B. COUNT II (CIVIL FORFEITURE FOR VIOLATIONS OF THE FLORIDA RICO ACT)
In the instant case, the Complaint did not allege merely that the currency was an “instrumentality” of a crime, nor seek forfeiture based only upon the definition of “contraband article” contained in section 932.701(2)(a)(5). Count II of the Complaint alleged that Mr. Marolf was engaged in a pattern of racketeering activity and an organized scheme involving, inter alia, the ongoing purchase and sale of stolen goods. The Complaint alleged that the $197,016 represented proceeds realized through, or derived directly or indirectly from, this pattern of racketeering activity, and that the currency was intended to be used in furtherance of this criminal enterprise. Count II sought forfeiture of the currency pursuant to The Florida RICO Act (sections 895.01 –895.06, Florida Statutes (2014) ), which provides a civil forfeiture remedy for proceeds derived from a pattern of racketeering activity. The Florida RICO Act contains the following relevant definitions :
§ 895.02 Fla. Stat. (2014).
(1) “Racketeering activity” means to commit, to attempt to commit, to conspire to commit, or to solicit, coerce, or intimidate another person to commit:
(a) Any crime that is chargeable by petition, indictment, or information under the following provisions of the Florida Statutes:
32. Chapter 812, relating to theft, robbery, and related crimes.
(4) “Pattern of racketeering activity” means engaging in at least two incidents of racketeering conduct that have the same or similar intents, results, accomplices,
victims, or methods of commission or that otherwise are interrelated by distinguishing characteristics and are not isolated incidents, provided at least one of such incidents occurred after the effective date of this act and that the last of such incidents occurred within 5 years after a prior incident of racketeering conduct
Section 895.05(2)(a) provides a forfeiture remedy for violations of the Florida RICO Act:
All property, real or personal, including money, used in the course of, intended for use in the course of, derived from, or realized through conduct in violation of a provision of ss. 895.01 –895.05 is subject to civil forfeiture to the state.

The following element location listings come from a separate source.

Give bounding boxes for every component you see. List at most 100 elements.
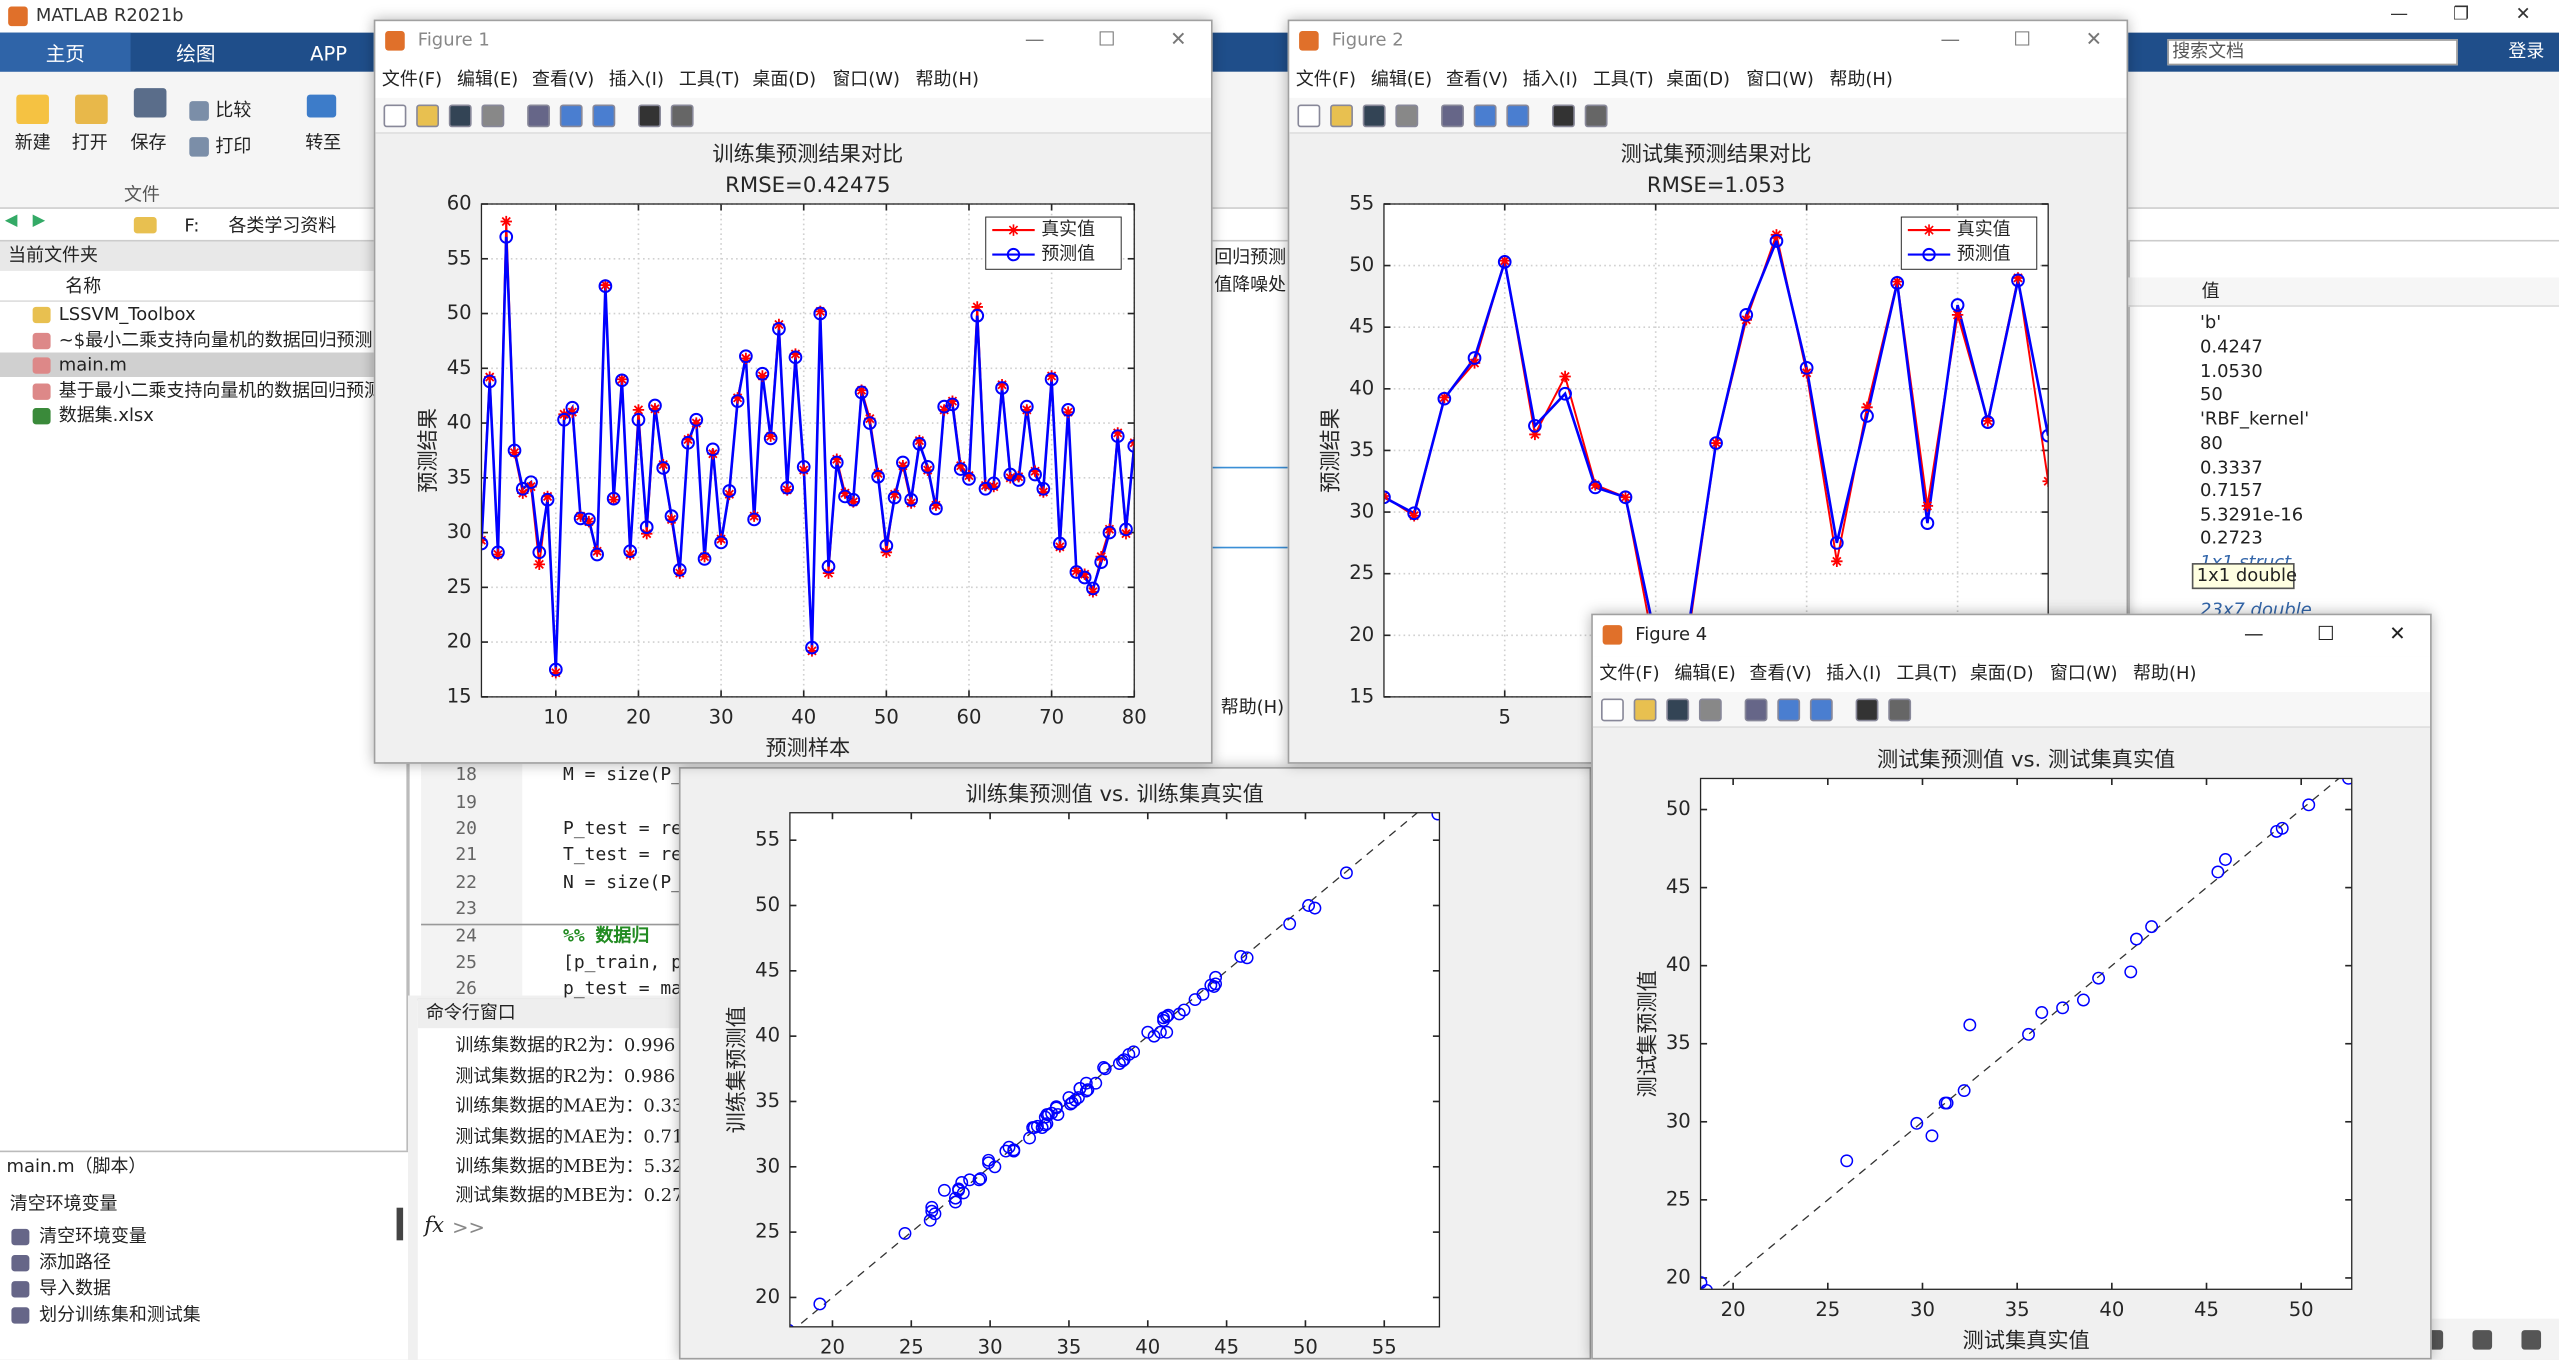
ribbon-tab[interactable]: 主页 <box>45 42 85 66</box>
tab-selected <box>0 32 131 72</box>
window-control[interactable]: — <box>1940 27 1961 51</box>
toolbar-button[interactable] <box>1330 104 1353 128</box>
toolbar-button[interactable] <box>1698 698 1722 722</box>
menu-item[interactable]: 查看(V) <box>1445 68 1509 90</box>
menu-item[interactable]: 帮助(H) <box>2133 662 2197 684</box>
menu-item[interactable]: 工具(T) <box>678 68 740 90</box>
toolbar-button[interactable] <box>383 104 407 128</box>
tray-icon <box>2521 1330 2542 1350</box>
ribbon-button[interactable]: 保存 <box>130 132 167 154</box>
login[interactable]: 登录 <box>2508 40 2545 63</box>
window-control[interactable]: ☐ <box>1097 27 1116 51</box>
menu-item[interactable]: 查看(V) <box>532 68 595 90</box>
file-item[interactable]: LSSVM_Toolbox <box>58 303 196 325</box>
toolbar-button[interactable] <box>1395 104 1419 128</box>
toolbar-button[interactable] <box>638 104 661 128</box>
toolbar-button[interactable] <box>1809 698 1833 722</box>
toolbar-button[interactable] <box>670 104 694 128</box>
menu-item[interactable]: 编辑(E) <box>456 68 519 90</box>
menu-item[interactable]: 插入(I) <box>1826 662 1882 684</box>
window-control[interactable]: — <box>1024 27 1045 51</box>
toolbar-button[interactable] <box>1473 104 1497 128</box>
ribbon-button[interactable]: 转至 <box>305 132 342 154</box>
menu-item[interactable]: 工具(T) <box>1592 68 1654 90</box>
toolbar-button[interactable] <box>448 104 472 128</box>
window-control[interactable]: ❐ <box>2453 3 2470 25</box>
menu-item[interactable]: 桌面(D) <box>1666 68 1731 90</box>
toolbar-button[interactable] <box>1441 104 1464 128</box>
menu-item[interactable]: 插入(I) <box>608 68 664 90</box>
y-tick-label: 20 <box>1349 623 1374 646</box>
menu-item[interactable]: 桌面(D) <box>1969 662 2034 684</box>
toolbar-button[interactable] <box>559 104 583 128</box>
ribbon-button[interactable]: 打印 <box>215 135 252 157</box>
menu-item[interactable]: 文件(F) <box>381 68 443 90</box>
menu-item[interactable]: 帮助(H) <box>1220 696 1285 719</box>
file-item[interactable]: 基于最小二乘支持向量机的数据回归预测 <box>58 380 382 402</box>
ribbon-button[interactable]: 新建 <box>14 132 51 154</box>
menu-item[interactable]: 编辑(E) <box>1370 68 1433 90</box>
toolbar-button[interactable] <box>1666 698 1690 722</box>
workspace-value: 0.2723 <box>2199 527 2263 549</box>
toolbar-button[interactable] <box>592 104 616 128</box>
nav-button[interactable]: ▶ <box>32 212 46 231</box>
file-icon <box>32 306 51 324</box>
menu-item[interactable]: 桌面(D) <box>752 68 817 90</box>
path-segment[interactable]: 各类学习资料 <box>228 215 337 237</box>
details-item[interactable]: 清空环境变量 <box>39 1225 147 1247</box>
menu-item[interactable]: 窗口(W) <box>1746 68 1814 90</box>
toolbar-button[interactable] <box>527 104 550 128</box>
toolbar-button[interactable] <box>1855 698 1879 722</box>
menu-item[interactable]: 工具(T) <box>1896 662 1958 684</box>
window-control[interactable]: ✕ <box>1170 27 1187 51</box>
marker <box>508 446 521 459</box>
window-control[interactable]: — <box>2244 621 2264 645</box>
toolbar-button[interactable] <box>481 104 505 128</box>
x-tick-label: 40 <box>2099 1298 2124 1321</box>
file-item[interactable]: 数据集.xlsx <box>58 404 154 426</box>
menu-item[interactable]: 文件(F) <box>1295 68 1357 90</box>
menu-item[interactable]: 帮助(H) <box>915 68 979 90</box>
marker <box>550 667 562 679</box>
menu-item[interactable]: 帮助(H) <box>1829 68 1893 90</box>
ribbon-button[interactable]: 比较 <box>215 99 252 121</box>
details-item[interactable]: 添加路径 <box>39 1251 111 1273</box>
menu-item[interactable]: 查看(V) <box>1749 662 1812 684</box>
file-item[interactable]: main.m <box>58 354 127 376</box>
window-control[interactable]: ✕ <box>2085 27 2103 51</box>
toolbar-button[interactable] <box>1506 104 1530 128</box>
details-item[interactable]: 导入数据 <box>39 1277 111 1300</box>
window-control[interactable]: ✕ <box>2389 621 2406 645</box>
menu-item[interactable]: 插入(I) <box>1522 68 1578 90</box>
toolbar-button[interactable] <box>1362 104 1386 128</box>
window-control[interactable]: ☐ <box>2316 621 2335 645</box>
toolbar-button[interactable] <box>1601 698 1624 722</box>
toolbar-button[interactable] <box>1552 104 1575 128</box>
nav-button[interactable]: ◀ <box>4 212 18 231</box>
file-item[interactable]: ~$最小二乘支持向量机的数据回归预测 <box>58 329 373 351</box>
toolbar-button[interactable] <box>416 104 440 128</box>
scatter-point <box>1068 1093 1082 1107</box>
icon <box>75 94 108 125</box>
plot-line <box>1212 466 1288 469</box>
ribbon-button[interactable]: 打开 <box>71 132 108 154</box>
menu-item[interactable]: 文件(F) <box>1599 662 1660 684</box>
menu-item[interactable]: 窗口(W) <box>832 68 901 90</box>
toolbar-button[interactable] <box>1744 698 1768 722</box>
menu-item[interactable]: 编辑(E) <box>1674 662 1736 684</box>
toolbar-button[interactable] <box>1584 104 1608 128</box>
ribbon-tab[interactable]: 绘图 <box>176 42 216 66</box>
toolbar-button[interactable] <box>1888 698 1912 722</box>
toolbar-button[interactable] <box>1777 698 1801 722</box>
toolbar-button[interactable] <box>1633 698 1657 722</box>
window-control[interactable]: ☐ <box>2013 27 2031 51</box>
ribbon-tab[interactable]: APP <box>310 42 348 66</box>
toolbar-button[interactable] <box>1297 104 1321 128</box>
window-control[interactable]: — <box>2390 3 2409 25</box>
window-control[interactable]: ✕ <box>2515 3 2531 25</box>
marker <box>971 301 983 313</box>
path-segment[interactable]: F: <box>184 215 200 237</box>
figure-icon <box>385 31 405 51</box>
details-item[interactable]: 划分训练集和测试集 <box>39 1303 201 1326</box>
menu-item[interactable]: 窗口(W) <box>2049 662 2118 684</box>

The evidence presented at the adversarial preliminary hearing established probable cause that the $197,016 represented proceeds from a pattern of racketeering activity; that is, the organized and ongoing scheme to purchase and sell stolen goods, and that the currency was intended for use in the course, was derived from, or was realized through this racketeering conduct. Accordingly, we find no error in the trial court's determination of probable cause.